O país vivia em alerta permanente e nos baixos fundos de Barcelona e Madrid, que resistiam ao fascismo, em seus numerosos locais noturnos onde se juntam milicianos com apaches, o cuplé se soma à agitação política, algo que já vinha sucedendo desde os anos vinte, quando as cupletistas, pioneiras feministas e rainhas absolutas da chamada “arte frívola” pela imprensa conservadora, cantavam o que acontecia nas ruas. Mulheres como Enriqueta Serrano, entre tantas outras, fizeram furor ao aparecer em cena com umas impressionantes botas de cossaco, como um claro sinal à revolução dos sovietes. Enriqueta, ademais, era assídua às tertúlias do Ateneu de Madrid e foi a compositora do “outro hino” da então recém proclamada República com seu famoso cuplé “Viva a República”.
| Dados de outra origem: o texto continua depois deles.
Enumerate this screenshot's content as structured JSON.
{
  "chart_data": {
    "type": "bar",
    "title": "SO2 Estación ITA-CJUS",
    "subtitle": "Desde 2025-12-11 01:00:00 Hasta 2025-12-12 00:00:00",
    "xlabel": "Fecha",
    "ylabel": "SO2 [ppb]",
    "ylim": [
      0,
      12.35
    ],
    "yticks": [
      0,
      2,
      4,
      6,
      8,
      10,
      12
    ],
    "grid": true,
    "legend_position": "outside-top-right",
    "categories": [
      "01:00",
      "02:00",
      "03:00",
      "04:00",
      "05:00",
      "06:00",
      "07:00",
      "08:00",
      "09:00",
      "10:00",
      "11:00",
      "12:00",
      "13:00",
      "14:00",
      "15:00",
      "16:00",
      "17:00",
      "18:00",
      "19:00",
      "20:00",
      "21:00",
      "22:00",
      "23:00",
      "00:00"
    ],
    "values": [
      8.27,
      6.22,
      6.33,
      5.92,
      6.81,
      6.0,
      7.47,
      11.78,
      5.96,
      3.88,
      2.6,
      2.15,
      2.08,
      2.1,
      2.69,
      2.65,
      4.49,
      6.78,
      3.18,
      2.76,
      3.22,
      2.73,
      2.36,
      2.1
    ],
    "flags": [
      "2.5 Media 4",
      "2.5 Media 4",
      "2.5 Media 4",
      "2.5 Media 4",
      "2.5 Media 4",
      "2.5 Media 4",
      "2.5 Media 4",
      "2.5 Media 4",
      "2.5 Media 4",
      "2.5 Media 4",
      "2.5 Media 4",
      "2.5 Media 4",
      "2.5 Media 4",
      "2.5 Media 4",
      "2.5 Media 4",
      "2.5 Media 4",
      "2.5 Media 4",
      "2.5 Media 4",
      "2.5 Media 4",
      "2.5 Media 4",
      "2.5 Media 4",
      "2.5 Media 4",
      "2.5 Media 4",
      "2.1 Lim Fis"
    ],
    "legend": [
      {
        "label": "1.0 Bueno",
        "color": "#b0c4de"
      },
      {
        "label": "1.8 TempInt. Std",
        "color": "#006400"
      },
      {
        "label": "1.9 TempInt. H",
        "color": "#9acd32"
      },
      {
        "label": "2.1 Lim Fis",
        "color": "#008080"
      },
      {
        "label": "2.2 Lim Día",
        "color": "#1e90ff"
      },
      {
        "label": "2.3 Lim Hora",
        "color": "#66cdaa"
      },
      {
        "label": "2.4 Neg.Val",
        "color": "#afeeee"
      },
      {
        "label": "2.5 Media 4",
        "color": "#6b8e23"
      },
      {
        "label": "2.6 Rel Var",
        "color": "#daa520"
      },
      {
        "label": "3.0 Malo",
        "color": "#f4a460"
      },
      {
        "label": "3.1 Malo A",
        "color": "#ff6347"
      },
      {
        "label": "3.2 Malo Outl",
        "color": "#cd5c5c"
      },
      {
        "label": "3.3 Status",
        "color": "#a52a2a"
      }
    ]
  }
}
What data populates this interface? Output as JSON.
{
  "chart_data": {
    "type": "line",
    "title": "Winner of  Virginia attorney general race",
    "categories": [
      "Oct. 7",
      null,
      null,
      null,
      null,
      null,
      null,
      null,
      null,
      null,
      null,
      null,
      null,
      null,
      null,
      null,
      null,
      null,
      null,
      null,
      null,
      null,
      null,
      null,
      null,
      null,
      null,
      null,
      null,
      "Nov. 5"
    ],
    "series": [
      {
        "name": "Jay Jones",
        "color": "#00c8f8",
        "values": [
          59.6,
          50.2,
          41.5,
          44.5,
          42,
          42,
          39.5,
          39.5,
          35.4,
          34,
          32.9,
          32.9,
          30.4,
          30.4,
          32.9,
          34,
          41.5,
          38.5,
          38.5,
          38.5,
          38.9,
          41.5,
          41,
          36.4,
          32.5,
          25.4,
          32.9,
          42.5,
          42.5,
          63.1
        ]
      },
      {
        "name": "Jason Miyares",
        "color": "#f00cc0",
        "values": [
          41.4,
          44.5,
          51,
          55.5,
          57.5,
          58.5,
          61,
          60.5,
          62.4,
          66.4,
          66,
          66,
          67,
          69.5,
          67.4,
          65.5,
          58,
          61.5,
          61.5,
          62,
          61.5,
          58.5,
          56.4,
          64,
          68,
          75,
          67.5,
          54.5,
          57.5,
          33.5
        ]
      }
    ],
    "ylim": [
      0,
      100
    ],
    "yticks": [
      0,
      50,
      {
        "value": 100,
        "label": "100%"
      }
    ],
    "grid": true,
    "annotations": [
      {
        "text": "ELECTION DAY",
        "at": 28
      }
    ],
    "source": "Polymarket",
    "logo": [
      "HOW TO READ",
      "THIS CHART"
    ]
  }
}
Todas as facções políticas revolucionárias, incluídos os anarquistas da CNT / FAI, tinham suas cupletistas favoritas. Julita Oliver, muito célebre naqueles anos e que, em ocasiões, saía a cena com o contorno de olhos muito escuro ao estilo de Irma Vep / Musidora, popularizada na França de Fantomas, foi a criadora do cuplé “Comunista libertária”, que arrasou no Paralelo nos anos da República. A revista Estampa, em 17 de dezembro de 1932, publicava o artigo “o comunismo libertário e o carlismo no Paralelo” onde refletia o incrível clima de tensão política e militância que se vivia em cidades como Barcelona. “Do bolso de muitos assíduos ao Royal Concert vi assomar periódicos extremistas. Mas não por isto o ambiente é de luta social, nem muito menos. As ideologias mais dispares coincidem no julgamento que lhes merecem tais panturrilhas ou qual sorriso. Mas também se adverte que a extrema esquerda tem mais ambiente, e uma canção lançada por Julita Oliver faz furor em todo o Paralelo: “Como sou do partido comunista e sigo as doutrinas de Lênin, preparo um movimento terrorista do braço de meu amigo Balbontín [dirigente comunista madrilenho fundador do Partido Social Revolucionário]”. O estribilho é: “Comunis… / Comunista libertária / Comunis…, a mais revolucionária“”.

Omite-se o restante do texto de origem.